Вот только где должен был быть этот его дом – в жарком Сан-Кристобале, где имелись гамак, любовница и бутылка рома?…
Златокожая Инес в качестве приветствия приготовит жаркое из игуаны и манати, и она уже наверняка напекла хлеба из маниоки – cazabe. Женщина будет глядеть, словно верный пес, как ее господин макает хлеб в соус, как вонзает него здоровые зубы, а соус – густой и острый, стекает у него по подбородку. Потом она опустится на колени, чтобы снять его сапоги. Ее торчащие груди станут тереть его колени. И тут он поднимет ее, почувствует запах молодого тела…
– Где ты, Агнес?
Испанец вновь завыл. Что с ним случилось? Что-то предчувствовал?
До того, как попасть в безумие, он производил впечатление разумного человека и охотно беседовал с Гаспаром. Родом он был из Астурии, из обедневших идальго, а крючковатый нос и темная кожа заставляли предполагать, что среди его предков были мориски или мароны. Кроме того, его отличало необыкновенное любопытство, равное тому, что имелось у Бартоломе лас Каскаса[1]. Он не относился индейцам только лишь как к идолопоклонникам. Ему хотелось решить загадку их павшей цивилизации. Прежде всего, понять: почему они проиграли. Что, поставили на худшего Бога?
Неожиданно его охватила горячка, то самое безумие, что напало на него вместе с наступлением штиля. Ранним утром, совершенно голый он выскочил на палубу с перепуганным воплем:
– Идут, они уже близятся!!!
Глаза его никого и ничего не видели, дыхание неглубокое и прерывистое.

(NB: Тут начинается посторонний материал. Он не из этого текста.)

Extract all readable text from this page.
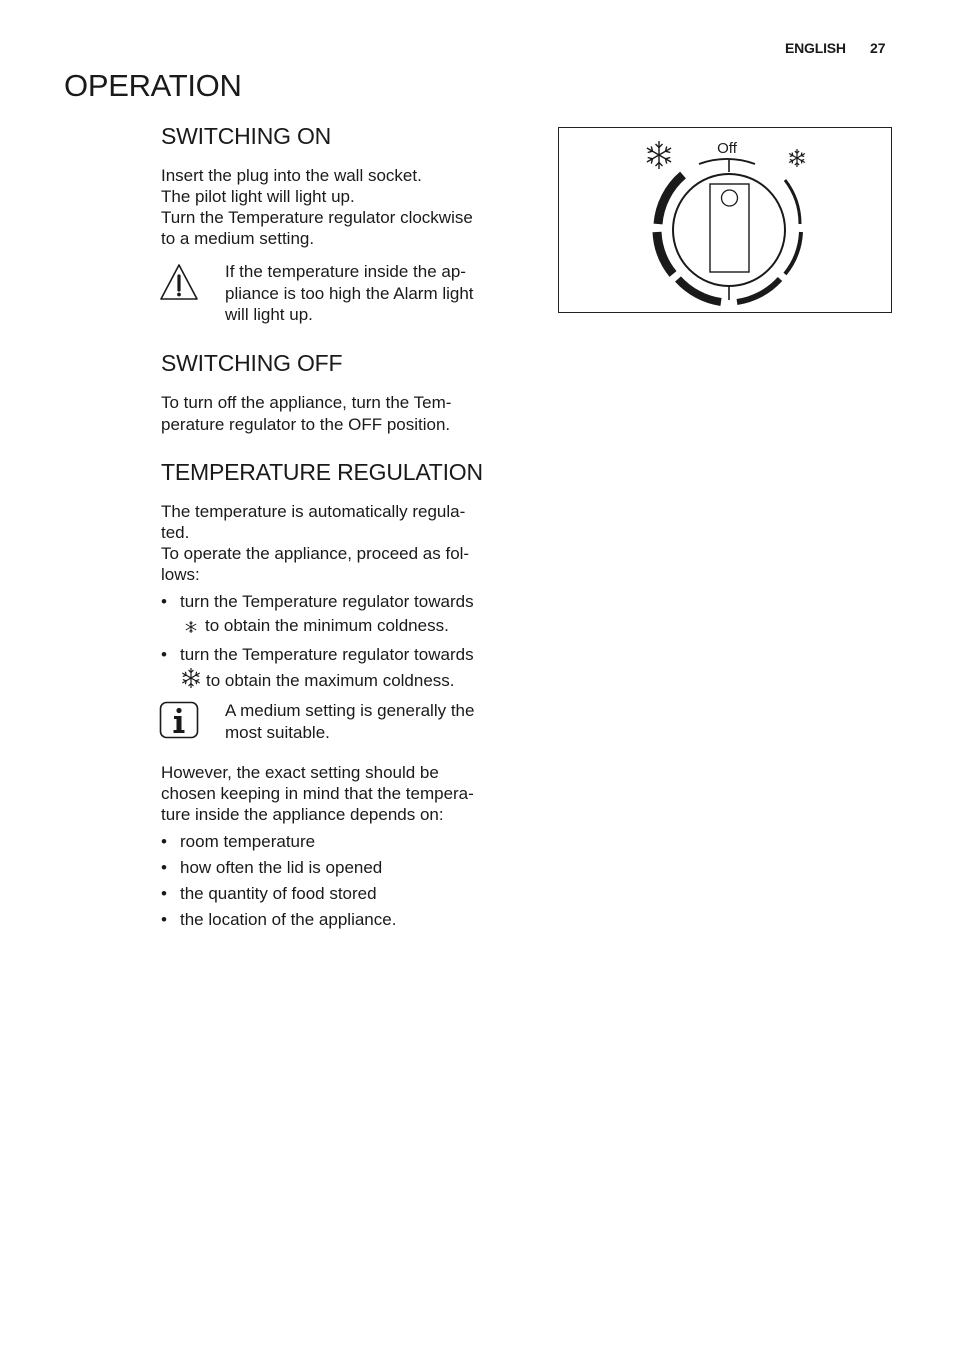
ENGLISH 27
OPERATION
SWITCHING ON
Insert the plug into the wall socket.
The pilot light will light up.
Turn the Temperature regulator clockwise
to a medium setting.
If the temperature inside the ap-
pliance is too high the Alarm light
will light up.
SWITCHING OFF
To turn off the appliance, turn the Tem-
perature regulator to the OFF position.
TEMPERATURE REGULATION
The temperature is automatically regula-
ted.
To operate the appliance, proceed as fol-
lows:
• turn the Temperature regulator towards
to obtain the minimum coldness.
• turn the Temperature regulator towards
to obtain the maximum coldness.
A medium setting is generally the
most suitable.
However, the exact setting should be
chosen keeping in mind that the tempera-
ture inside the appliance depends on:
• room temperature
• how often the lid is opened
• the quantity of food stored
• the location of the appliance.
Off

– Кто близится, padre? – пытался успокоить его Фруассарт.
– Они, капитан, они!
Может это была некая разновидность эпилепсии, той самой таинственной болезни, весьма часто называемой grand mal, свойственной великим людям, ведь ею страдал и сам Цезарь? Суеверные пираты говорили про одержимость самим сатаной. Многие требовали протянуть попа под килем. Капитану не оставалось ничего другого, как только закрыть беднягу в трюме и ожидать, пока тот или успокоится, или умрет. Убивать он его не хотел. Каким-то образом padre Мигель был Гаспару близок. Ведь и в капитане был тот же самый интерес к миру – травам и цветам, животным и людям. Когда не пил, он читал книги, писал дневник. С того самого дня убийства Базена он постоянно был в пути, перемеряя бескрайний земной шар. Во Франции места для него не было. Оставалось море. Там никто не спрашивал, откуда кто приходит. Там легче всего было убегать от прошлого.
Бросаясь в круговорот сражения с рапирой в руке, всегда впереди, он не думал о собственной жизни. Не думал и о добыче. И, похоже, это его презрение Госпоже Смерти импонировало. К капитану она относилась с исключительной снисходительностью. Ведь погибнуть должен был уже раз сто. А он жил, молодые товарищи по оружию: рыжий Пьеррон, худой весельчак ван Корн, Шульце, имени которого не знал – не жили. Одни стали кормом для донных мурен, кости других гнили в болотах на самом краю Коста-Рики или под Маракаибо; кто-то там еще, к радости хищных птиц, болтался на скрипучих виселицах Санто Доминго.
1
Бартоломе де лас Касас (1484–1566) – испанский священник-доминиканец, первый постоянный епископ Чьяпаса и историк Нового Света. Известен своей борьбой против зверств в отношении коренного населения Америки со стороны испанских колонистов.